Ответственность за акцию без тени смущения взяли на себя активисты из молодежного движения «Идущие рядом». Именно они, наряду с официальной церковью, и были идейными вдохновителями кампании по борьбе с «оборотнями от Библии». Так теперь принято было называть Лукина и его единомышленников…
Игорь Леонидович постарался успокоить расстроенного Федора. Он обещал задействовать свои рычаги, чтобы утихомирить разбушевавшуюся общественность. После этого немного приободрившийся Федя повел гостей знакомиться с новым обитателем ночлежки — скромным истопником Иваном Ивановичем Зерновым.
Ивана Ивановича нашли в бойлерной, где он пребывал в полном одиночестве и следил за работой газового котла, который, по правде говоря, особого пригляда вовсе и не требовал. Новый истопник, несмотря на свой более чем преклонный возраст, оказался человеком очень словоохотливым, что объяснялось его затянувшимся вынужденным затворничеством.
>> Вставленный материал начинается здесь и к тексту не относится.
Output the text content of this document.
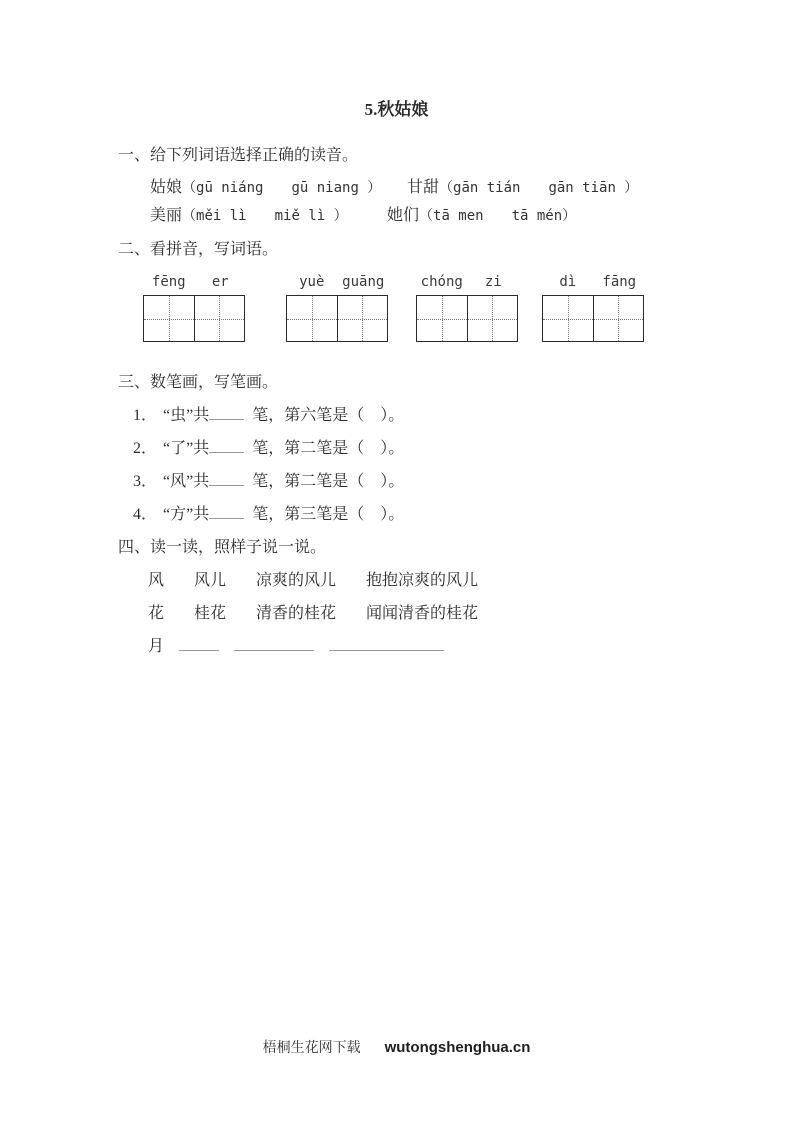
5.秋姑娘
一、给下列词语选择正确的读音。
姑娘（gū niáng　　gū niang ） 甘甜（gān tián　　gān tiān ）
美丽（měi lì　　miě lì ） 她们（tā men　　tā mén）
二、看拼音，写词语。
fēng	er	yuè	guāng	chóng	zi	dì	fāng
三、数笔画，写笔画。
1． “虫”共	笔，第六笔是（　）。
2． “了”共	笔，第二笔是（　）。
3． “风”共	笔，第二笔是（　）。
4． “方”共	笔，第三笔是（　）。
四、读一读，照样子说一说。
风 风儿 凉爽的风儿 抱抱凉爽的风儿
花 桂花 清香的桂花 闻闻清香的桂花
月
梧桐生花网下载 wutongshenghua.cn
Почувствовав искренний интерес к себе, Зернов мгновенно стартовал со своей историей, хотя и выступал в ней явным нарушителем закона.
В общем и целом ветеран войны, бывший разведчик, а ныне пенсионер Иван Иванович Зернов был законопослушным гражданином. Что же касается некрасивого поступка, то на это старика толкнуло желание сделать внучке в день совершеннолетия достойный подарок. Девочка днем и ночью мечтала про… этот, как его?…
— Эм Пэ три плейер! — подсказал Ватсон, уже слышавший эту историю.
— Вот именно, планер, — согласился рассказчик.
Но игрушка оказалась настолько дорогой, что денег на ее покупку не хватало, И тогда сметливый дедушка придумал хитрый трюк. Он знал, что на территорию алюминиевого комбината свозят со всех приемных пунктов алюминиевый лом, и хранят там в каком-то сарае, пока не переработают. Идея избавится за деньги от своих ложек-вилок-кастрюлек пришла ему в голову давно:
— Говорят, кто пользуется алюминиевой ложкой, рискует заработать старческое слабоумие, как Рейган в Америке, — на полном серьезе заявил ветеран.
Слушатели усомнились в том, что американский экс-президент в самом деле злоупотреблял посудой из алюминия. Но разубеждать Ивана Ивановича не стали, и вообще не торопили рассказчика, несмотря на обилие не имеющих прямого отношения к делу деталей.
Короче, задумка была идеальной, если бы не одно «но». Дело в том, что Иван Иванович уже по одному разу сдал абсолютно все имевшиеся у него в хозяйстве изделия из алюминия, и вырученные деньги быстро разошлись. Отправляясь вечером «на дело», он тешил себя мыслью, что сумеет отыскать в груде металлического хлама именно свои предметы. Сдать их по второму разу представлялось злоумышленнику все-таки меньшим грехом, чем прямое воровство.
Проникнуть на охраняемую территорию для бывшего разведчика оказалось вполне посильным делом. Однако после этого удача оставила его. Иван Иванович долго блуждал в темноте по территории комбината в поисках нужного склада, осматривая каждую дверь, но так и не нашел того, что искал.
В какой-то момент пенсионер чуть было не засыпался, сунувшись в открывающиеся ворота.
Но вовремя успел спрятаться, потому что заметил мужика, который выходил из гаража. Как теперь казалось рассказчику, что-то в поведении его было настораживающим. Как будто бы тот очень спешил и не хотел, чтобы его увидели. Так это было или иначе, но оснащенный от природы хорошей зрительной памятью Иван Иванович разглядел и запомнил лицо человека, запирающего ворота. Сам он при этом остался незамеченным. А про мужика, которого на тот момент посчитал сторожем, и вовсе забыл до поры до времени.